- Theatrical release poster
- French: 2 automnes 3 hivers
- Directed by: Sébastien Betbeder
- Written by: Sébastien Betbeder
- Produced by: Frédéric Dubreuil
- Starring: Vincent Macaigne; Maud Wyler; Bastien Bouillon; Audrey Bastien; Pauline Étienne; Thomas Blanchard; Olivier Chantreau; Eriko Takeda; Jean-Quentin Châtelain;
- Cinematography: Sylvain Verdet
- Edited by: Julie Dupré
- Music by: Bertrand Betsch
- Production company: Envie de Tempête Productions
- Distributed by: UFO Distribution
- Release dates: 18 May 2013 (Cannes); 25 December 2013 (France);
- Running time: 91 minutes
- Country: France
- Language: French
- Budget: €361,757
- Box office: $30,985

= 2 Autumns, 3 Winters =

2013 film by Sébastien Betbeder

2 Autumns, 3 Winters (2 automnes 3 hivers) is a 2013 French romantic comedy film written and directed by Sébastien Betbeder. It stars Vincent Macaigne, Maud Wyler, Bastien Bouillon and Audrey Bastien, with Pauline Étienne, Thomas Blanchard, Olivier Chantreau, Eriko Takeda and Jean-Quentin Châtelain.

==Plot==
The story is narrated by each of the major characters. At the beginning, 33-year-old Arman decides to change his life. For starters, he takes up jogging, which is how he has his first meeting with Amélie.

==Cast==
- Vincent Macaigne as Arman
- Maud Wyler as Amélie
- Bastien Bouillon as Benjamin
- Audrey Bastien as Katia
- Thomas Blanchard as Jan
- Pauline Etienne as Lucie
- Jean-Quentin Châtelain as Arman's father
- Olivier Chantreau as Guillaume
- Eriko Takeda as Hazuki
- Loïc Hourcastagnon as the small ninja
- Emmanuel Demonsant as the big ninja
- Philippe Crespeau as Benjamin's father
- Marie-Claude Roulin as Benjamin's mother
- Zacharie Chasseriaud as the skater
- Jérôme Thibault as the doctor

==Release==
2 Autumns, 3 Winters had its world premiere at the Cannes Film Festival on 18 May 2013. The film had its US premiere at the Hamptons International Film Festival on 10 October 2013. It was released theatrically in France on 25 December 2013 by UFO Distribution. The film had its New York City premiere as part of the Rendez-vous with French Cinema series on 8 March 2014. Film Movement opened the film for one week at the Elinor Bunin Monroe Film Center in New York City on 6 June 2014.

==Critical response==
Jordan Mintzer of The Hollywood Reporter called it a "low-key kind of dramedy" and a "quirky French indie that gets by more on style and sass than on its storytelling skills, [...] With endearing performances and crafty 16mm imagery, but also a tad too many winks to the camera, this Cannes ACID sidebar selection should see additional fest and niche art-house play".

Ronnie Scheib of Variety commented that "[i]n Sebastien Betbeder's playfully arty 2 Autumns, 3 Winters, three protagonists offer self-conscious riffs on their every thought and action, directly addressing the camera to describe past happenings, present happenings or what's about to occur momentarily. Mundane actions, trite exchanges and life-altering events all undergo the same literary alchemy, creating a matter-of-fact, Woody Allen-ish sense of complicity with the viewer.
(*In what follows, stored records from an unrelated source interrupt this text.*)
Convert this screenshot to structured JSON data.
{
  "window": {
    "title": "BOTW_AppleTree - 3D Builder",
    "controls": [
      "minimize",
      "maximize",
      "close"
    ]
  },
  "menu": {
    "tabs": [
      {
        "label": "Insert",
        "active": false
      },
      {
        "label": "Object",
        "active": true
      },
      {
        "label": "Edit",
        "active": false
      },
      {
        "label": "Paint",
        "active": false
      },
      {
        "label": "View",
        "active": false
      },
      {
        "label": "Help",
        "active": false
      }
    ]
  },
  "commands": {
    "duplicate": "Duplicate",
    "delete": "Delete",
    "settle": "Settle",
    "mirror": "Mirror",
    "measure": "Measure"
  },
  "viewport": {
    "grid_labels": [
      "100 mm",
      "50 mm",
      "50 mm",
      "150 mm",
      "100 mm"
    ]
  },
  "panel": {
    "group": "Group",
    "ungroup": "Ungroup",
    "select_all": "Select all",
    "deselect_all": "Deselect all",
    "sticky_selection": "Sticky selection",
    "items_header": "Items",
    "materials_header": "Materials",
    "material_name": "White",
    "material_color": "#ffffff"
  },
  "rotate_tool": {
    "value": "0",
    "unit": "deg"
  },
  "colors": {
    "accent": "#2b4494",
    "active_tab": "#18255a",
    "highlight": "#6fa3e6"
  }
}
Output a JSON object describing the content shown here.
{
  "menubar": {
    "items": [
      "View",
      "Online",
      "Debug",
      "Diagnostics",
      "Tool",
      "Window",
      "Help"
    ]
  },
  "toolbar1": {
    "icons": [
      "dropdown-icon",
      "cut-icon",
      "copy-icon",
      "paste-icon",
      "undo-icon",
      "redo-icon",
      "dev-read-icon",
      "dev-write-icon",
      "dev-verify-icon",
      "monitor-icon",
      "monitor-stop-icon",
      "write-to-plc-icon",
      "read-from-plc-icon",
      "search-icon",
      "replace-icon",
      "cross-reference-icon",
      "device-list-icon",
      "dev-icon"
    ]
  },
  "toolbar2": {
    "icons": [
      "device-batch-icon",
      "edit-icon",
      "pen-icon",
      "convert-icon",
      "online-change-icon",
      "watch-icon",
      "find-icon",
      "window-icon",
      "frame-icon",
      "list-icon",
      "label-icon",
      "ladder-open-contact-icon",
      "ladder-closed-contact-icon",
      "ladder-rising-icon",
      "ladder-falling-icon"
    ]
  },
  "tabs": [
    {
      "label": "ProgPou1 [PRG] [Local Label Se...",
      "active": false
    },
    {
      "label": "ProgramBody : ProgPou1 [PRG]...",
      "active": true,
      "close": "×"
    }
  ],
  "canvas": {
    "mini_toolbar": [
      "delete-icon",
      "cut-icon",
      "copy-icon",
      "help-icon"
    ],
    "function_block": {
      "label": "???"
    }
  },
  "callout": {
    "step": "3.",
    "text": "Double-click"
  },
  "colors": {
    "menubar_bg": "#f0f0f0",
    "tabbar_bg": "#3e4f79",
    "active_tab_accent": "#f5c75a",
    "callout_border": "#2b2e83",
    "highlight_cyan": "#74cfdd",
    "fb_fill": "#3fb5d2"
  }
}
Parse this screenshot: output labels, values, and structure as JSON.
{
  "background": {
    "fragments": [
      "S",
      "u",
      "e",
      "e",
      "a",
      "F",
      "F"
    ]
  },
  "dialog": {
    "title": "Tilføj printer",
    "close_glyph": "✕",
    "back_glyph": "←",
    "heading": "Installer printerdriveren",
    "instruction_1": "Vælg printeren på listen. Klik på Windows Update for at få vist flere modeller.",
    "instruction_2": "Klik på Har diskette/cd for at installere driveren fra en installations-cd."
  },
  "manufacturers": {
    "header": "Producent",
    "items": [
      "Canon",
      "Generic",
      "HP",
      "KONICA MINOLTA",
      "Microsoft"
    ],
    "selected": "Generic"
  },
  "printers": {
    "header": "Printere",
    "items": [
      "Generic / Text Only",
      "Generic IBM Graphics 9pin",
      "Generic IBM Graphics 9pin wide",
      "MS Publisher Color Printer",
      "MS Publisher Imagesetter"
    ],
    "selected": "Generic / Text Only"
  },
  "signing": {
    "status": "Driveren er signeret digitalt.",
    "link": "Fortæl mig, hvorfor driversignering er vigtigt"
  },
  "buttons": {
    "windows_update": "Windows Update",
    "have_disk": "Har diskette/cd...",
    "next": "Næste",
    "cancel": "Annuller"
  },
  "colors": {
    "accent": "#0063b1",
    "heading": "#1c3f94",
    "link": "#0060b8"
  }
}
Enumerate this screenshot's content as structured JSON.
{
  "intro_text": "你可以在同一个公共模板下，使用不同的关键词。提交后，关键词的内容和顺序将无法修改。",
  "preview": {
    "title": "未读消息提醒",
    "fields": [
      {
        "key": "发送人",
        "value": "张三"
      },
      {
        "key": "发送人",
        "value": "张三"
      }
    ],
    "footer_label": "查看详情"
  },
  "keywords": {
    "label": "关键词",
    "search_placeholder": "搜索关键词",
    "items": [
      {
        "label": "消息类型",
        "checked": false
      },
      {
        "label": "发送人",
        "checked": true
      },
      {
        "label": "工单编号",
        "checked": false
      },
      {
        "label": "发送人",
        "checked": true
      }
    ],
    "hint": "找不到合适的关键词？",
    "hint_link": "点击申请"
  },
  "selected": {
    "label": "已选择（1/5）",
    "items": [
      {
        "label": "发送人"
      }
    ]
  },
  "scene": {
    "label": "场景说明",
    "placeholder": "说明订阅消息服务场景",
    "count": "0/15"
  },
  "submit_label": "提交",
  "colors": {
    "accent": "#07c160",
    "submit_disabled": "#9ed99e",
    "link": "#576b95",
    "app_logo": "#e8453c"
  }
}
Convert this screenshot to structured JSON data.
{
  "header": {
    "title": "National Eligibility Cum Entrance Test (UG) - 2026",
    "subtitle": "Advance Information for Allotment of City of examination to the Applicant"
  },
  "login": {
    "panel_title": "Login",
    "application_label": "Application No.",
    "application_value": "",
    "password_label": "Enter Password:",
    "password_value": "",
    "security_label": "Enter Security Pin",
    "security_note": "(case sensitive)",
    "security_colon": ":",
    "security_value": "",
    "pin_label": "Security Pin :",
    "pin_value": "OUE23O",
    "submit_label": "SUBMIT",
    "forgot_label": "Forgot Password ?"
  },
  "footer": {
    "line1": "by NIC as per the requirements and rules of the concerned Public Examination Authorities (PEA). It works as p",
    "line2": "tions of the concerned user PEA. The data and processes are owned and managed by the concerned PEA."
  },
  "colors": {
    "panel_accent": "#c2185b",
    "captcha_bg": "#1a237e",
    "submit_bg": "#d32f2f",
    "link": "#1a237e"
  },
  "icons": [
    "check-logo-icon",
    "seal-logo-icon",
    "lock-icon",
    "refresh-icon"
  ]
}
Maintaining a bemused, sometimes comic distance, Betbeder traces how happenstance crystallizes into biography as his characters traverse the titular seasons, with results that will delight some and alienate others."

Mike Russell of The Oregonian gave it a 'B' grade saying "[a] fair amount of traumatic stuff happens in 2 Autumns, 3 Winters [... b]ut writer/director Sébastien Betbeder's French seriocomic romance still feels light (or emotionally distant, depending), thanks to the film's fusillade of stylistic tics."